In Ontario and Alberta, the combined federal and provincial rate is 25%, while in British Columbia and Quebec it is 26% and 26.9%, respectively, “much lower than in competing US jurisdictions,” Podruzny added.
Moreover, conducting research in Canada is very cost effective, since R&D is encouraged by a favorable fiscal treatment.
The effect of these factors is evident in Canada’s highly integrated petrochemical clusters, wellsprings of technological innovation and economic growth.
“From a petrochemical point of view, what makes projects viable is the overall energy integration so that you waste less and utilize more. In a cluster, you can leverage the strengths of your neighbors and of the infrastructures in place,” said Ernie Levinski, business development manager at DuPont.
Alberta’s Industrial Heartland
Canada’s “energy province,” also known as the “Texas of the North,” is a case in point. Endowed with 167 billion barrels, situated close to both the capital Edmonton and the region’s oil sands, Alberta’s Industrial Heartland hosts approximately 36 petrochemical and chemical manufacturers.
Ethylene accounts for the majority of Alberta’s petrochemical production: up to 245,000 bpd of ethane feedstock originate from local natural gas supply.
Ontario’s Refining and Petrochemical Hub
Ontario, Canada’s most populated province, hosts 43% of the country’s chemical manufacturing. One of the region’s main comparative advantages is the abundance of shale gas liquid, important feedstock for the industry.
Ontario is home to Sarnia-Lambton, one of the world’s most important refining and petrochemical complexes.
With its well-developed supply chain and advanced infrastructures, Sarnia-Lambton is at the forefront of biochemicals and biohybrids research globally.
There also huge possibilities to expand the cluster’s potential, thanks to a remarkable amount of brownfield, according to David Moody, project leader for Business Growth Services at the Sarnia-Lambton Economic Partnership.
A highly skilled workforce is another strong asset of Ontario’s petrochemical cluster. “There is an expertise that has been here for many generations,” Moody added.
Several global chemical companies are operating here, among them Nova Chemicals and Lanxess.
The availability of LNG is also fuelling change and innovation.

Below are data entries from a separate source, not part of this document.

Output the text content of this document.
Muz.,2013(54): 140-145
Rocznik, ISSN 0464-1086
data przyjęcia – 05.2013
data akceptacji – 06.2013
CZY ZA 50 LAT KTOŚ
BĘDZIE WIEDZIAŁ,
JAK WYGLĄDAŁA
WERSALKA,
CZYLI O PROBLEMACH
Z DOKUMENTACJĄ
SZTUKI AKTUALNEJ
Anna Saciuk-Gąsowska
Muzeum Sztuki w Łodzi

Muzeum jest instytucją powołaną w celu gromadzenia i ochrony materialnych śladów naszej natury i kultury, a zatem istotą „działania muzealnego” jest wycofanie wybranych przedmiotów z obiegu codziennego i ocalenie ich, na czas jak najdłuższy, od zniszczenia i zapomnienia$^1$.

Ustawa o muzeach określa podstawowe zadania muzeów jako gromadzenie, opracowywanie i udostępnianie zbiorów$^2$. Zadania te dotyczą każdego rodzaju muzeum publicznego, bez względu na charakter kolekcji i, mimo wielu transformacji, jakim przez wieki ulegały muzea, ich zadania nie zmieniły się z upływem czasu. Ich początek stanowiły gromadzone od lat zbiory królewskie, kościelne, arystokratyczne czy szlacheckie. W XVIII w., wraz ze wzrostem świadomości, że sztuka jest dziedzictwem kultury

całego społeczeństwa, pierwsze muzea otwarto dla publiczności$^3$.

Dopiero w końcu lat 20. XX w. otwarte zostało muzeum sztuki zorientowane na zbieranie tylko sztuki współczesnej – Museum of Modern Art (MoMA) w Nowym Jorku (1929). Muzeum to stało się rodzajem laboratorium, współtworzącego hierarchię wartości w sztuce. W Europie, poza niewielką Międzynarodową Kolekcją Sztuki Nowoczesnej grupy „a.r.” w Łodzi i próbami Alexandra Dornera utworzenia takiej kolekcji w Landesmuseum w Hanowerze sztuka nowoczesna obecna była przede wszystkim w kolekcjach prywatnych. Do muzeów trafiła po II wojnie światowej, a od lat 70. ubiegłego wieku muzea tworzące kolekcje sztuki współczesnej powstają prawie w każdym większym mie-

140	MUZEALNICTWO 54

In November 2014, the Nova Chemicals Corunna Cracker was revamped at the cost of $250 million to use ethane coming from the Marcellus Shale Basin as feedstock. By 2018, its capacity will be expanded by 20% to 1 million t/y.
Another crucial asset of Ontario’s industrial hub is its network of effective highway connections with the Great Lakes Industrial Corridor.
Plant location planning
“Canada offers foreign investors in this sector strong production economics, excellent proximity to markets (both North American and Asian), an established production and transportation infrastructure with 19 refineries and 825,000 kilometers oil pipeline system, and access to one of the largest capital markets for oil and gas companies,” said Michael Atkinson, president of the Canadian Construction Association (CCA).
Canada can also rely on years of experience in exporting offshore, on skilled and relatively stable workforce and on a diversified and vast biomass, Podruzny said.
“Canadian industry has a long history of working collegially with governments with respect to environmental policies and regulations, much less adversarial that in the U.S., less onerous than REACh [Registration, Evaluation, Authorisation and Restriction of Chemicals] in the EU,” Podruzny added.
However, to keep on growing also in the current low oil prices environment, Canada needs to improve the quality of infrastructures, in particular of rail freights, and to face a shortage of skilled workers.